A wildfire burning in a remote Hawaii rainforest is underscoring a new reality for the normally lush island state just a few months after a devastating blaze on a neighboring island leveled an entire town and killed at least 99 people.
Riverside County firefighters fight a wind-driven brush fire along Bellegrave Avenue in Eastvale, California on November 9, 2023. /CFP
No one was injured and no homes burned in the latest fire, which scorched mountain ridges on Oahu, but the flames wiped out irreplaceable native forestland that's home to nearly two dozen fragile species. Overall, the ingredients are the same as they were in Maui's historic town of Lahaina: severe drought fueled by climate change is creating fire in Hawaii where it has almost never been before.
"It was really beautiful native forest," said JC Watson, the manager of the Koolau Mountains Watershed Partnership, which helps take care of the land. He recalled it had uluhe fern, which often dominates Hawaii rainforests, and koa trees whose wood has traditionally been used to make canoes, surfboards and ukuleles.
"It's not a full-on clean burn, but it is pretty moonscape-looking out there," Watson said.
The fact that this fire was on Oahu's wetter, windward side is a "red flag to all of us that there is change afoot," said Sam 'Ohu Gon III, senior scientist and cultural adviser at The Nature Conservancy in Hawaii.
The fire mostly burned inside the Oahu Forest National Wildlife Refuge, which is home to 22 species listed as endangered or threatened by the U.S. government. They include iiwi and elepaio birds, a tree snail called pupu kani oe and the Hawaiian hoary bat, also known as opeapea. The U.S. Fish and Wildlife Service, which manages the refuge, does not know yet what plants or wildlife may have been damaged or harmed by the fire, spokesperson Kristen Oleyte-Velasco said.
The burn area may seem relatively small compared to wildfires on the U.S. continent, which can raze hundreds of square miles. But Hawaii's intact native ecosystems aren't large to begin with, especially on smaller islands like Oahu, so even limited fires have far-reaching consequences.
One major concern is what plants will grow in place of the native forest.

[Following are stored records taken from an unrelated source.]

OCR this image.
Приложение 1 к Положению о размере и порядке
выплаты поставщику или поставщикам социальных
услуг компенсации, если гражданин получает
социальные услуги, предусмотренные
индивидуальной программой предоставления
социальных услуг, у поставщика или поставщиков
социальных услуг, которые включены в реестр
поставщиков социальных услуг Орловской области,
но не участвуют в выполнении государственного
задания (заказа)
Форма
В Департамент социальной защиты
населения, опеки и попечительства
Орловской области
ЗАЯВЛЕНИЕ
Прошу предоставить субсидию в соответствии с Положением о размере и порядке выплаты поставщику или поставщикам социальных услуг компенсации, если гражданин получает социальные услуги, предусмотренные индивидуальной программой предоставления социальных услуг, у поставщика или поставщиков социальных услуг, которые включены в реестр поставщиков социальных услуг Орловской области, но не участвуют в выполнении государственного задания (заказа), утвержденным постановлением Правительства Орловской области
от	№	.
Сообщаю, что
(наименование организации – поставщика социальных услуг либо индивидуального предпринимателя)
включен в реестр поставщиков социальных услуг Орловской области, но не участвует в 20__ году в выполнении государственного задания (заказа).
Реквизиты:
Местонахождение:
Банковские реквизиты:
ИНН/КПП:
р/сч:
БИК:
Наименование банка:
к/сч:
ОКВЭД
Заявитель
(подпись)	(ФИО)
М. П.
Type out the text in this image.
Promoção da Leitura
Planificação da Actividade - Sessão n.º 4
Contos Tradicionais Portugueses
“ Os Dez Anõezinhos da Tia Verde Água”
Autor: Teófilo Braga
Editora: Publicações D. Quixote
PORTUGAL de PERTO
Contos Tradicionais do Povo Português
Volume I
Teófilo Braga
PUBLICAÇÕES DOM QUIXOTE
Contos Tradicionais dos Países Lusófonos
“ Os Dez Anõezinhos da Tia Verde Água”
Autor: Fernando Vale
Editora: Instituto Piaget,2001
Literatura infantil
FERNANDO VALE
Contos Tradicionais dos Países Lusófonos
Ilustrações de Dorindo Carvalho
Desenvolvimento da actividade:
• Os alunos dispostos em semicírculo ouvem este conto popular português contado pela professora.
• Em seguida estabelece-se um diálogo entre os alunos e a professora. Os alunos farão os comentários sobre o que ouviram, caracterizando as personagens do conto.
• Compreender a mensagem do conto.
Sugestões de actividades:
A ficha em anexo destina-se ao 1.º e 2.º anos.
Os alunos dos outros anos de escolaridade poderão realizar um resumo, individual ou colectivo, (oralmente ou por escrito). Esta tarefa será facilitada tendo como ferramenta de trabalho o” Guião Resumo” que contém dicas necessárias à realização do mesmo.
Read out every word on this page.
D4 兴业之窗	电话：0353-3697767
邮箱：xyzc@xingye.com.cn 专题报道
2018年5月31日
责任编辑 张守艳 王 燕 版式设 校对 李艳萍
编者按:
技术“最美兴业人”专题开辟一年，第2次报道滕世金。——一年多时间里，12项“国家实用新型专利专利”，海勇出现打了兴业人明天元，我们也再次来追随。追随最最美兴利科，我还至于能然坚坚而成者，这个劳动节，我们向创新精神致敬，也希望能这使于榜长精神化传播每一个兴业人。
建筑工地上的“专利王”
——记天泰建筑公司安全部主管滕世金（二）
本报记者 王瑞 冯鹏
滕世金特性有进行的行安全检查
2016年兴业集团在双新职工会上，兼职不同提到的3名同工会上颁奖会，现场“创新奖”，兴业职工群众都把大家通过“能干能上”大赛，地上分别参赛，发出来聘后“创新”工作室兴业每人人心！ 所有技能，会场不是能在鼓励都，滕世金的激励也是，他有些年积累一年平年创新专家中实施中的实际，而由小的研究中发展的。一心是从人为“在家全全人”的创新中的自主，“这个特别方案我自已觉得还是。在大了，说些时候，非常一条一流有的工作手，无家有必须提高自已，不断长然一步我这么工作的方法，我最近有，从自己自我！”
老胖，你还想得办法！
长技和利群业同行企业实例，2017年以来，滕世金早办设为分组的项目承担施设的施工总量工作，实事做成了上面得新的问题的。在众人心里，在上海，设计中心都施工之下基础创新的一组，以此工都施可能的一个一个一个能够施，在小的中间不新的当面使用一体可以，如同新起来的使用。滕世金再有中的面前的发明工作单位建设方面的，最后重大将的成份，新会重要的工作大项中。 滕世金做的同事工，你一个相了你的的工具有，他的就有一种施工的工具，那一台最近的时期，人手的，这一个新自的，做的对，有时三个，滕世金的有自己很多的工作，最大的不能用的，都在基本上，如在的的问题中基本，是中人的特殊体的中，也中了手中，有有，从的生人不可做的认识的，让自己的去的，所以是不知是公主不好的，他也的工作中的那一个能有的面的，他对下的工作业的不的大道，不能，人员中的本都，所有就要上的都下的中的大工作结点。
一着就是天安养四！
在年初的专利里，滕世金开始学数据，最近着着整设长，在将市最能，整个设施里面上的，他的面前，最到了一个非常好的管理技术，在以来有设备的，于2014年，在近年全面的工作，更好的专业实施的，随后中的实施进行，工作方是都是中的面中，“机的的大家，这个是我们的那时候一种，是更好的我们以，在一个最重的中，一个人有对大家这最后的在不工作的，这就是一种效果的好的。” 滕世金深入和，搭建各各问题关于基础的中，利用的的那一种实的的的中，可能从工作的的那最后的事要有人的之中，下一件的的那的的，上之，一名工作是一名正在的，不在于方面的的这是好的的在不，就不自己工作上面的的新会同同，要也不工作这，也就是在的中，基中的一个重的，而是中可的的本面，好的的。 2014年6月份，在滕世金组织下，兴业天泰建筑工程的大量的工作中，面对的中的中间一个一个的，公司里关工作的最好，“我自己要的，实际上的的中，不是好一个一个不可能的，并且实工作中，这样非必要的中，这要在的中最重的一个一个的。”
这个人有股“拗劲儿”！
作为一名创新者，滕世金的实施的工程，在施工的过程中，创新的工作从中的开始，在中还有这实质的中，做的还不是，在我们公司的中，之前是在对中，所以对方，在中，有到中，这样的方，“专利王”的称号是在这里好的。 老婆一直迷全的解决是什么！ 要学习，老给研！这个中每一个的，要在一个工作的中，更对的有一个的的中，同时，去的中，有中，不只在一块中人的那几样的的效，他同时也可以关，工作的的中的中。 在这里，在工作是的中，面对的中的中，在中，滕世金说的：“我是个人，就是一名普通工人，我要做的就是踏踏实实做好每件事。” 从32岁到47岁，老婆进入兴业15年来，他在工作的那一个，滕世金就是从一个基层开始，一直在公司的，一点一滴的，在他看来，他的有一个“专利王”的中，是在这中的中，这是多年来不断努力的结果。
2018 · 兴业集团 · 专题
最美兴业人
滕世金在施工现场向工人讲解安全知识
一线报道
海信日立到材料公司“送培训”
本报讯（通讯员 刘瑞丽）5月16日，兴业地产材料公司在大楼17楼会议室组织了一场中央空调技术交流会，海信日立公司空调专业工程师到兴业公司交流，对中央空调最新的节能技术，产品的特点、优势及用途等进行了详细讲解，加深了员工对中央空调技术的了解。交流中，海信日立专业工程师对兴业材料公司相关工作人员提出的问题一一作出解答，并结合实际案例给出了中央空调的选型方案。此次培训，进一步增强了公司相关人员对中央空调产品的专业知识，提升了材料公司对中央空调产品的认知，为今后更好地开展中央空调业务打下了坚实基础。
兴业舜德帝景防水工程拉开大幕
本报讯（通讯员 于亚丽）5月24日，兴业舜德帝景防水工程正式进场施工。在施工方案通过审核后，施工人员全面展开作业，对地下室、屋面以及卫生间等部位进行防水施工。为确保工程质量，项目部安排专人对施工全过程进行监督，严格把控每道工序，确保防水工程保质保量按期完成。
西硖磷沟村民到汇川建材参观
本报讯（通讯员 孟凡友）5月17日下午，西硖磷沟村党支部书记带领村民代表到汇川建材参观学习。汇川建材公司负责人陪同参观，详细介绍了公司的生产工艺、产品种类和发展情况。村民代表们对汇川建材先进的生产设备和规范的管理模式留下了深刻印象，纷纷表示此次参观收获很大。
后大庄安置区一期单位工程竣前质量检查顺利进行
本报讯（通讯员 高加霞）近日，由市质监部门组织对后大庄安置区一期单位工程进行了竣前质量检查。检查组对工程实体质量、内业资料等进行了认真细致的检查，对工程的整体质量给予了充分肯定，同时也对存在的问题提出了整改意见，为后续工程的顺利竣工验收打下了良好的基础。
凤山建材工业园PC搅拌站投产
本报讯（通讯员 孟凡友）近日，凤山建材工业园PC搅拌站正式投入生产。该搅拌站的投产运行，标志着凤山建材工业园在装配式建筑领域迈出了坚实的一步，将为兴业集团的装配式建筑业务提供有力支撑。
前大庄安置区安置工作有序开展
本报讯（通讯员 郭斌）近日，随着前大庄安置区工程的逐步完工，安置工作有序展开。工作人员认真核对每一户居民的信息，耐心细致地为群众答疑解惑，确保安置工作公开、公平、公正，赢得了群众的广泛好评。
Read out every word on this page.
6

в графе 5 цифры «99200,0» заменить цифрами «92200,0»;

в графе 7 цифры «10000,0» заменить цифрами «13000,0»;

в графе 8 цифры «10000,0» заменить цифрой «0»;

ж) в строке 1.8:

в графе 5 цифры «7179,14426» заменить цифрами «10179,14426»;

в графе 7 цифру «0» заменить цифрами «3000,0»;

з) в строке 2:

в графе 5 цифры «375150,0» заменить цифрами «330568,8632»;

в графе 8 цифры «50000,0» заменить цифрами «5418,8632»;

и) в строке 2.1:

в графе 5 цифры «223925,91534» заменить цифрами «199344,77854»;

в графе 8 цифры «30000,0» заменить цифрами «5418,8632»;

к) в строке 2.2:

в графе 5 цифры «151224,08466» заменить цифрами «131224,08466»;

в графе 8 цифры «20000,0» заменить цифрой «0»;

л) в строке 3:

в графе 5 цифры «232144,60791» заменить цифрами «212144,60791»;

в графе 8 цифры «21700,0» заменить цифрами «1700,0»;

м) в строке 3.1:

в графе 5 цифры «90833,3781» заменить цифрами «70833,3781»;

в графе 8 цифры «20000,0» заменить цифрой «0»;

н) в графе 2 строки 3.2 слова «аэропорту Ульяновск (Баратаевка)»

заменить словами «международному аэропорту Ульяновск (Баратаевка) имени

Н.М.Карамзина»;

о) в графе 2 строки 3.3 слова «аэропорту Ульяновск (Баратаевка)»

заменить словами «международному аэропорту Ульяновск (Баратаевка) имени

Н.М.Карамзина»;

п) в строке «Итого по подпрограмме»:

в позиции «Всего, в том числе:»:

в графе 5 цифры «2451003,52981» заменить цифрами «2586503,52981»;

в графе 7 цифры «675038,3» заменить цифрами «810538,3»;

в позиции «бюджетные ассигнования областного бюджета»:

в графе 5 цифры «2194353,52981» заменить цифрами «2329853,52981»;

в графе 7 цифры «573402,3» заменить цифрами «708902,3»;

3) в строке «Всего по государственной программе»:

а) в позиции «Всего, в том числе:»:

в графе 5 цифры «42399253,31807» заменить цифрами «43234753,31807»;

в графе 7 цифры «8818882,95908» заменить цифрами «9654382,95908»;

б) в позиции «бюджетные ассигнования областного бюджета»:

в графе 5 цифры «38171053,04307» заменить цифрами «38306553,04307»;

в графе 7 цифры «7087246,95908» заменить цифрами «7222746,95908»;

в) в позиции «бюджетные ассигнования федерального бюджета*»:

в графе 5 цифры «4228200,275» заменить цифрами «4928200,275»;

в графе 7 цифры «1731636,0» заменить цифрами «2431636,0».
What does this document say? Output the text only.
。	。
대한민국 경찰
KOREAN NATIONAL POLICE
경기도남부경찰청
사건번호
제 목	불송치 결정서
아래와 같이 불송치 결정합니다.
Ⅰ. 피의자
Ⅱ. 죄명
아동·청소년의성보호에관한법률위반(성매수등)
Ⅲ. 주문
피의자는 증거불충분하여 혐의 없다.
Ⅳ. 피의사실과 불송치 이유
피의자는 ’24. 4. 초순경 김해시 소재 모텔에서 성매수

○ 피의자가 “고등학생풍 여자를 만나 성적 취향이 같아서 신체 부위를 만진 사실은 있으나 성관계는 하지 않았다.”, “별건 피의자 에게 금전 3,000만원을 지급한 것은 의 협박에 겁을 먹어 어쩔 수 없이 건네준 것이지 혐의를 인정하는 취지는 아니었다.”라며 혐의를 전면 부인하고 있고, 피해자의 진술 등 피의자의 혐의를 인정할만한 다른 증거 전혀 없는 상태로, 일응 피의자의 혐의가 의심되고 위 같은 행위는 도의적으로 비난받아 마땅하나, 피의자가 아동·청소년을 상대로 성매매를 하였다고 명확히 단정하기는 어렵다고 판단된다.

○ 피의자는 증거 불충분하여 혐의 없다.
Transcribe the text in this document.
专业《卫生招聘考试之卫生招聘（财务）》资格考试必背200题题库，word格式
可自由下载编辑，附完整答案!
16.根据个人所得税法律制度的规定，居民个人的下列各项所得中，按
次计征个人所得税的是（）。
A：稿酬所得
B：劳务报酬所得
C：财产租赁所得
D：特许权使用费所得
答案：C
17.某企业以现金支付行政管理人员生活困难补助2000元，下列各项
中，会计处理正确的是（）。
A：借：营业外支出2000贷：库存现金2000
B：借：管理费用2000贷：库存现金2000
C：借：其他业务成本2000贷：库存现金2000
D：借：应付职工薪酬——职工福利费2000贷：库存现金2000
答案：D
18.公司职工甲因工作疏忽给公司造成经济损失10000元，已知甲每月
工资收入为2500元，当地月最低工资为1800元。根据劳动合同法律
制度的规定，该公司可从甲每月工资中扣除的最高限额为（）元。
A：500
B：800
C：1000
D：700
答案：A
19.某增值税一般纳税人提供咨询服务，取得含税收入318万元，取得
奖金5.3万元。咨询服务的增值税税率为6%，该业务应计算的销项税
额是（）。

Hawaii's native plants evolved without encountering regular fires and fire is not part of their natural life cycle. Faster-growing non-native plants with more seeds tend to sprout in place of native species afterward.
Watson said an Oahu forest near the latest fire had uluhe ferns, koa trees and ohia trees before a blaze burned less than a square mile of it in 2015. Now the land features invasive grasses that are more fire-prone, and some slow-growing koa.
Watson's organization is coordinating with the Fish and Wildlife Service to conduct initial surveys of the damage. They'll devise a restoration plan that will include invasive species control and planting native species. But there are limits to what can be done.
"It'll never be able to be returned to its previous state within our lifetimes," Watson said. "It's forever changed, unfortunately."